Suppose $(Y,X,U)$ be a random vector such that $$ Y = X'\beta + U. $$ Suppose $Y$ takes values in $\{0,1\}$ and that $E[Y\mid X] = X'\beta$. Is it reasonable to assume that $Var[U\mid X]$ does not depend on $X$?

Attempt

Note that if $Y = X'\beta$ exactly, such that $U=0$ a.s., then we have that $E[U\mid X] = 0 = E[U]$ and $Var(U\mid X) = Var(U) = 0$. However, in practice we cannot perfectly predict $E[Y\mid X]$. Now, in the case that $X' \beta$ does not perfectly predict the outcome, we have see that \begin{align*} Var(U\mid X) &= E[U^2\mid X] - E[U\mid X]^2 \\ &= E[(Y - X'\beta)^2\mid X] - E[Y - X'\beta\mid X]^2\\ &= E[(Y - X'\beta)^2\mid X] - (E[Y\mid X] - E[X'\beta\mid X])^2\\ &= E[(Y - X'\beta)^2\mid X] - (X'\beta - X'\beta)^2\\ &= E[(Y - X'\beta)^2\mid X]\\ &= E[Y^2 + (X'\beta)^2 - 2 Y X' \beta\mid X]\\ &= E[Y^2\mid X] + (X'\beta)^2 - 2 X' \beta E[Y\mid X]\\ &= E[Y^2\mid X] + (X'\beta)^2 - 2 (X'\beta)^2 \\ &= E[Y^2\mid X] - (X'\beta)^2 &\neq 0 \end{align*}

However, I cannot show that in the end that $E[Y^2\mid X] \neq (X'\beta)^2$. I think this will complete the proof? Is that correct? How can I show this in the end?

Answer 1

You cannot prove that $\operatorname{Var}(U\mid X) = \operatorname{Var}(U)$. In the set up you describe, this can only be assumed. If the set up is used to describe a real-world phenomenon, only then can you argue about whether it is a reasonable assumption or not.

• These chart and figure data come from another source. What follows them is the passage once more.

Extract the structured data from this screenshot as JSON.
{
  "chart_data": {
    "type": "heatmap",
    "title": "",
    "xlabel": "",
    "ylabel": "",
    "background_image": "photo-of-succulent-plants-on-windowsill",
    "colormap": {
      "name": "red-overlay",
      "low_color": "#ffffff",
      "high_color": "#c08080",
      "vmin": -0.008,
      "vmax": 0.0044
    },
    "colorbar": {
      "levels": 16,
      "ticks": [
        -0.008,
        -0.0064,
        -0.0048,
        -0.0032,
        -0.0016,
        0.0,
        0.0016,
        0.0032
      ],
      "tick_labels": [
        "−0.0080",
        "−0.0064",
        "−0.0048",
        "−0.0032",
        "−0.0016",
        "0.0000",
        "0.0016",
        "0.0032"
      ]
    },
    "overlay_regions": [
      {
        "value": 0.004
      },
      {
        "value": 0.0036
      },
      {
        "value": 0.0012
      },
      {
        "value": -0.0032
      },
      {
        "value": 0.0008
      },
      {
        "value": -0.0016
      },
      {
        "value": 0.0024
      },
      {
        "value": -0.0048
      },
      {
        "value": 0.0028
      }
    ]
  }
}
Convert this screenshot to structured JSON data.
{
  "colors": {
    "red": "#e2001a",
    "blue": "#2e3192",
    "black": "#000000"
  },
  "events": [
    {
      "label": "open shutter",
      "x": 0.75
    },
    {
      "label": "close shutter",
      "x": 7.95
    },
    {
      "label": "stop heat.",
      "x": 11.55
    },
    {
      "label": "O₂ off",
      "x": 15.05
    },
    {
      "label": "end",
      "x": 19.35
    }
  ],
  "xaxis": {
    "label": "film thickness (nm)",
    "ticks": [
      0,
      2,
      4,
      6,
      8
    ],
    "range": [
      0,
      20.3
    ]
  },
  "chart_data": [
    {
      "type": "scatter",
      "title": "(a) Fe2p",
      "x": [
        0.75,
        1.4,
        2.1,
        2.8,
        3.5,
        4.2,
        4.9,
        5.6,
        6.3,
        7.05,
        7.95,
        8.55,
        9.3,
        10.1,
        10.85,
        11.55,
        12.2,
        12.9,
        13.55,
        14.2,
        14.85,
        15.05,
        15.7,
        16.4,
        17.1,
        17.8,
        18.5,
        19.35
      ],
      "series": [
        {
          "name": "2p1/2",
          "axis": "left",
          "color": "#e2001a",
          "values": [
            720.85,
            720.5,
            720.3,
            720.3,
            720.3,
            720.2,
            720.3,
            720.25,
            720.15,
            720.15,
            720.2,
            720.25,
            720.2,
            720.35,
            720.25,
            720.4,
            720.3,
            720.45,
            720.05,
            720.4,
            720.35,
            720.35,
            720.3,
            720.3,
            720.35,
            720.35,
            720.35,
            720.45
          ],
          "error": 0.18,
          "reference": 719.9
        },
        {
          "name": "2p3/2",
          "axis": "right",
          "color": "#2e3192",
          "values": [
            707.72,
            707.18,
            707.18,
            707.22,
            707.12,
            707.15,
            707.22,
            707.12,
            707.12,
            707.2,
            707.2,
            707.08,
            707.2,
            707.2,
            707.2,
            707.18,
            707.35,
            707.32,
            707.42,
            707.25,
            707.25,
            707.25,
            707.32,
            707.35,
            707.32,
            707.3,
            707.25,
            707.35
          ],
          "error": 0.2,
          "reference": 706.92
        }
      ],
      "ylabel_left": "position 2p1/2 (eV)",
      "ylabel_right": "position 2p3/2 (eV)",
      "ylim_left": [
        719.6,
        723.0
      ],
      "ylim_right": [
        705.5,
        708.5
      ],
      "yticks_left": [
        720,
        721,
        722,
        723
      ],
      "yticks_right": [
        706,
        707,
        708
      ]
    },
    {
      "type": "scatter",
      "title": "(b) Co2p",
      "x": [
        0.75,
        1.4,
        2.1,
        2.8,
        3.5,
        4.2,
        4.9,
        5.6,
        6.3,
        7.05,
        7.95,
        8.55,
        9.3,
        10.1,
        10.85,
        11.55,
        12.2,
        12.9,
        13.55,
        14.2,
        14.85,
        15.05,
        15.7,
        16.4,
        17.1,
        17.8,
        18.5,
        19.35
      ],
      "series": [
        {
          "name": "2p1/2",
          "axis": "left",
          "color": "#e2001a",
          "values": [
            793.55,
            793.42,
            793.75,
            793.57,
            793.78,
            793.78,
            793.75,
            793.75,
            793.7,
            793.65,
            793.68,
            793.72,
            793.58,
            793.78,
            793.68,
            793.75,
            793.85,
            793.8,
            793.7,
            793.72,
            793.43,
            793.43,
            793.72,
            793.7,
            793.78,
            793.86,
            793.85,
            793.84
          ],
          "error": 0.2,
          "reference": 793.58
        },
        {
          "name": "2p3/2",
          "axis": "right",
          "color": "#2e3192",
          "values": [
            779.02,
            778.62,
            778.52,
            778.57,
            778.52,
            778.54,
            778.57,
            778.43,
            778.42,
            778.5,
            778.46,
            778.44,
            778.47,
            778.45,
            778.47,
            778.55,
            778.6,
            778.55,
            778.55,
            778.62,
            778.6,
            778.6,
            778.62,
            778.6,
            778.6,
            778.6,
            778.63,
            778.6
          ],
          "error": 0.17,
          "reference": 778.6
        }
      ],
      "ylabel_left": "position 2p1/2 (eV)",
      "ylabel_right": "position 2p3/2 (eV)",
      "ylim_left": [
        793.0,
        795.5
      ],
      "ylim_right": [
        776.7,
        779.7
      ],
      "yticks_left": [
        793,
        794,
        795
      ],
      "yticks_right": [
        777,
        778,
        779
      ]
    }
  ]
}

For example, if your binary dependent variable is "$Y$=1: A country declares bankcruptcy", and $X $= "Level of country's Public Debt". Is it reasonable to assume that the error term is independent of $X$, and so the conditional variance equals the unconditional one? Rather not, since, your specification (which is problematic anyway - the linear probability model is not the best to use when the dependent variable is binary), suffers from "omitted-variable bias". For example, another important factor in predicting country-bankcrupcty is the country's Gross Domestic Product - and Gross Domestic Product is usually correlated with the level of Public Debt. So GDP will be essentially included in the "error term" and so the error term will likely be correlated with $X$, and then $\operatorname{Var}(U\mid X) \neq \operatorname{Var}(U)$.

You can now think of an example where the specification is adequate for the real-world phenomenon under study, and so the assumption could be viewed as valid.

Answer 2

One thing to notice is that because the model is linear, there is an interval for which the fit will likely be better for large and small values of $X$ (predicting values near 0 or 1) and worse for intermediate values of $X$ (by predicting values of $Y$ in between either 0 or 1). With this intuition, we see that the variance of $U$ will depend on $X$. At those intermediate values, we would expect the variance to be larger. We can make this argument more concrete by continuing the calculation above to see \begin{align*} Var[U|X] &= E[Y^2|X] - (X'\beta)^2 \\ &= E[Y|X] - (X'\beta)^2 \\ &= X' \beta - (X'\beta)^2 \\ &= X' \beta (1 - X' \beta). \end{align*} Notice that $E[Y^2|X] = E[Y|X]$ is due to the fact that because $Y \in \{0,1\}$, we have $Y^2 = Y$. Thus, we see that the conditional variance is a non-trivial function of $X$.